Dá-se, então, uma subscrição de ideologias extremistas, misóginas e, por vezes, violentas. Estes jovens, emaranhados nestes valores, adotam uma perspetiva determinista do mundo: as mulheres só se sentem atraídas por um número reduzido de homens, isto é, os bem-sucedidos e atraentes, e nada podem fazer para mudar esta realidade. Passam a frequentar um ambiente que vitimiza os homens e que os perspetiva como vítimas de opressão do feminismo, que devem combater.

As redes sociais, em particular os fóruns online, constituem plataformas fulcrais para a disseminação destas ideologias. Através do anonimato que conferem, permitem a propagação de crenças baseadas no ódio, sem consequências. Ademais, os algoritmos destas plataformas, cada vez mais sofisticados e ajustados aos interesses de cada um, significam que é criada uma espécie de "câmara de eco": ao seguir um determinado tópico ou grupo, todo o conteúdo subsequentemente apresentado aos jovens vai remeter, precisamente, para esse tópico. Se o jovem seguir um grupo de Incels, então todo o conteúdo que ele irá ser exposto daí adiante terá como base os interesses desses grupos.

Sabemos que uma das formas mais eficazes de combatermos o preconceito é expormo-nos aos grupos sobre os quais temos crenças distorcidas negativas. Contudo, este efeito de "eco" leva a que a exposição a diferentes pontos de vista e interesses seja praticamente impossível, perpetuando, reforçando, ampliando e cristalizando estes valores. Estamos perante uma polarização e extremismo ideológico, com uma redução de pensamento crítico. No final de contas, se à minha volta todos partilham a minha opinião, então devo ter razão, certo? No fundo, trata-se do que há muito a psicologia chama de enviesamento confirmatório, onde rege uma tendência para lembrar, interpretar ou pesquisar apenas informações que confirmem as nossas crenças ou hipóteses iniciais.
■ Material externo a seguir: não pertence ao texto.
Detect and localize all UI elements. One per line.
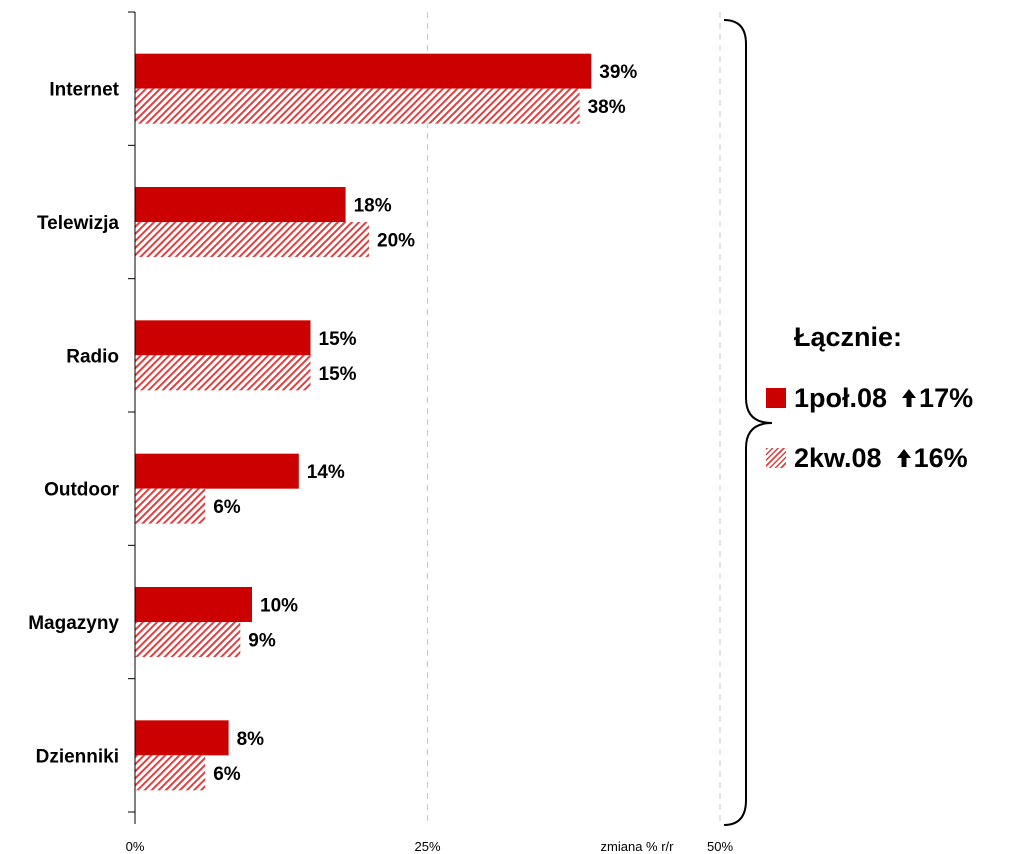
legend-item-change: 17% (919, 382, 974, 413)
data-label: 6% (213, 497, 241, 518)
bar-series-2 (135, 222, 369, 257)
category-label: Internet (49, 80, 119, 101)
bar-series-2 (135, 488, 206, 524)
x-tick-label: 50% (707, 839, 733, 854)
data-label: 39% (599, 62, 637, 83)
labels: 0% 25% 50% Internet 39% 38% Telewizja 18% 20% Rad… (28, 62, 733, 854)
category-label: Outdoor (44, 480, 120, 501)
data-label: 38% (588, 97, 626, 118)
bar-series-2 (135, 755, 206, 791)
category-label: Radio (66, 346, 119, 367)
bar-series-1 (135, 53, 592, 89)
legend-item-label: 2kw.08 (794, 442, 882, 473)
category-label: Dzienniki (36, 746, 119, 767)
x-tick-label: 25% (414, 839, 440, 854)
legend-item-change: 16% (913, 442, 968, 473)
data-label: 9% (248, 631, 276, 652)
x-axis-title: zmiana % r/r (601, 839, 675, 854)
data-label: 14% (307, 462, 345, 483)
category-label: Telewizja (37, 213, 119, 234)
legend-item-label: 1poł.08 (794, 382, 888, 413)
curly-brace (723, 19, 773, 826)
legend-item-series-1: 1poł.08 17% (766, 381, 1006, 415)
data-label: 15% (319, 364, 357, 385)
data-label: 6% (213, 764, 241, 785)
bar-series-1 (135, 587, 252, 622)
bar-series-2 (135, 88, 580, 124)
legend-swatch-hatched (766, 448, 786, 468)
bar-series-2 (135, 622, 241, 657)
legend-swatch-solid (766, 388, 786, 408)
x-tick-label: 0% (126, 839, 145, 854)
bar-series-2 (135, 355, 311, 391)
bars (135, 53, 592, 791)
bar-series-1 (135, 187, 346, 222)
y-axis (128, 11, 136, 824)
data-label: 10% (260, 596, 298, 617)
data-label: 18% (354, 196, 392, 217)
data-label: 20% (377, 231, 415, 252)
bar-series-1 (135, 720, 229, 756)
legend-item-series-2: 2kw.08 16% (766, 441, 1006, 475)
arrow-up-icon (902, 389, 917, 407)
data-label: 8% (237, 729, 265, 750)
arrow-up-icon (896, 449, 911, 467)
bar-series-1 (135, 453, 299, 489)
category-label: Magazyny (28, 613, 119, 634)
data-label: 15% (319, 329, 357, 350)
legend: Łącznie: 1poł.08 17% 2kw.08 16% (766, 322, 1006, 501)
legend-title: Łącznie: (794, 322, 903, 352)
bar-series-1 (135, 320, 311, 356)
grid-lines (427, 12, 721, 824)
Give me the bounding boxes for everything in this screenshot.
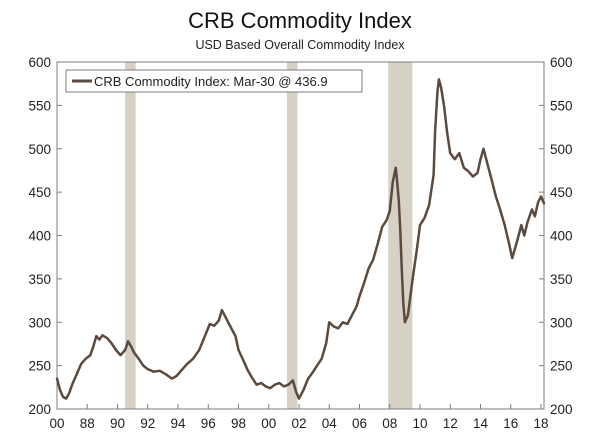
y-tick-label-right: 250 xyxy=(550,359,573,374)
x-tick-label: 92 xyxy=(140,416,155,431)
y-tick-label-right: 500 xyxy=(550,142,573,157)
recession-band xyxy=(125,62,136,409)
x-tick-label: 88 xyxy=(80,416,95,431)
x-tick-label: 10 xyxy=(412,416,427,431)
x-tick-label: 04 xyxy=(322,416,338,431)
y-tick-label-left: 300 xyxy=(28,315,51,330)
series-line xyxy=(55,78,546,400)
y-tick-label-left: 500 xyxy=(28,142,51,157)
legend-label: CRB Commodity Index: Mar-30 @ 436.9 xyxy=(94,74,328,89)
x-tick-label: 16 xyxy=(503,416,518,431)
chart-subtitle: USD Based Overall Commodity Index xyxy=(195,38,405,52)
y-tick-label-left: 350 xyxy=(28,272,51,287)
y-tick-label-left: 400 xyxy=(28,229,51,244)
x-tick-label: 00 xyxy=(261,416,276,431)
chart-title: CRB Commodity Index xyxy=(188,8,412,33)
y-tick-label-right: 400 xyxy=(550,229,573,244)
y-tick-label-right: 450 xyxy=(550,185,573,200)
y-tick-label-left: 250 xyxy=(28,359,51,374)
y-tick-label-left: 550 xyxy=(28,98,51,113)
x-tick-label: 02 xyxy=(291,416,306,431)
y-tick-label-right: 350 xyxy=(550,272,573,287)
x-tick-label: 96 xyxy=(201,416,216,431)
y-tick-label-left: 200 xyxy=(28,402,51,417)
x-tick-label: 00 xyxy=(49,416,64,431)
legend-box xyxy=(65,69,363,93)
x-tick-label: 94 xyxy=(170,416,186,431)
y-tick-label-left: 450 xyxy=(28,185,51,200)
y-tick-label-right: 200 xyxy=(550,402,573,417)
series-layer xyxy=(55,78,546,400)
x-tick-label: 08 xyxy=(382,416,397,431)
axis-ticks: 200 200 250 250 300 300 350 350 400 400 450 450 500 5… xyxy=(28,55,572,431)
y-tick-label-right: 550 xyxy=(550,98,573,113)
recession-bands xyxy=(125,62,413,409)
x-tick-label: 90 xyxy=(110,416,125,431)
y-tick-label-right: 300 xyxy=(550,315,573,330)
recession-band xyxy=(286,62,298,409)
x-tick-label: 12 xyxy=(443,416,458,431)
x-tick-label: 06 xyxy=(352,416,367,431)
x-tick-label: 14 xyxy=(473,416,489,431)
x-tick-label: 98 xyxy=(231,416,246,431)
y-tick-label-left: 600 xyxy=(28,55,51,70)
legend: CRB Commodity Index: Mar-30 @ 436.9 xyxy=(65,69,363,93)
x-tick-label: 18 xyxy=(533,416,548,431)
y-tick-label-right: 600 xyxy=(550,55,573,70)
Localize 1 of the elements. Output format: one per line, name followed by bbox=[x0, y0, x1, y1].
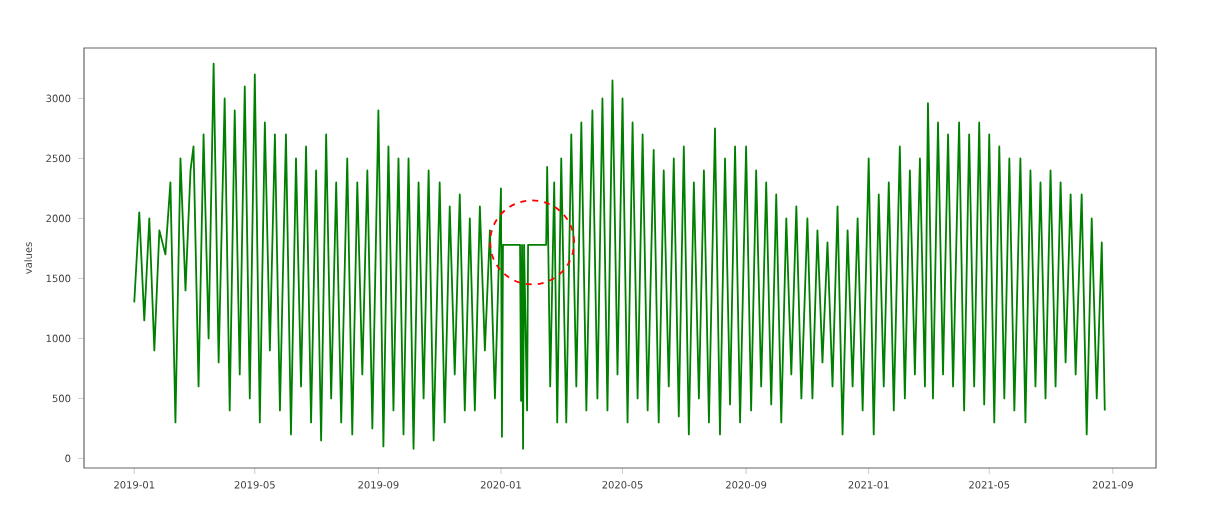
line-series bbox=[133, 62, 1106, 450]
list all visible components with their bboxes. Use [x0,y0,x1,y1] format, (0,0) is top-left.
O crescimento destas comunidades online é de grande preocupação, não só pela mensagem que propagam, mas também pelos atos de violência, online e presencial, que geram.

É, como tal, imperativo que os cuidadores dos jovens estejam mais atentos ao conteúdo que estes consomem online, sobretudo no que respeita à sua presença nas redes sociais. Quem sabe, poderão ser membros destes grupos.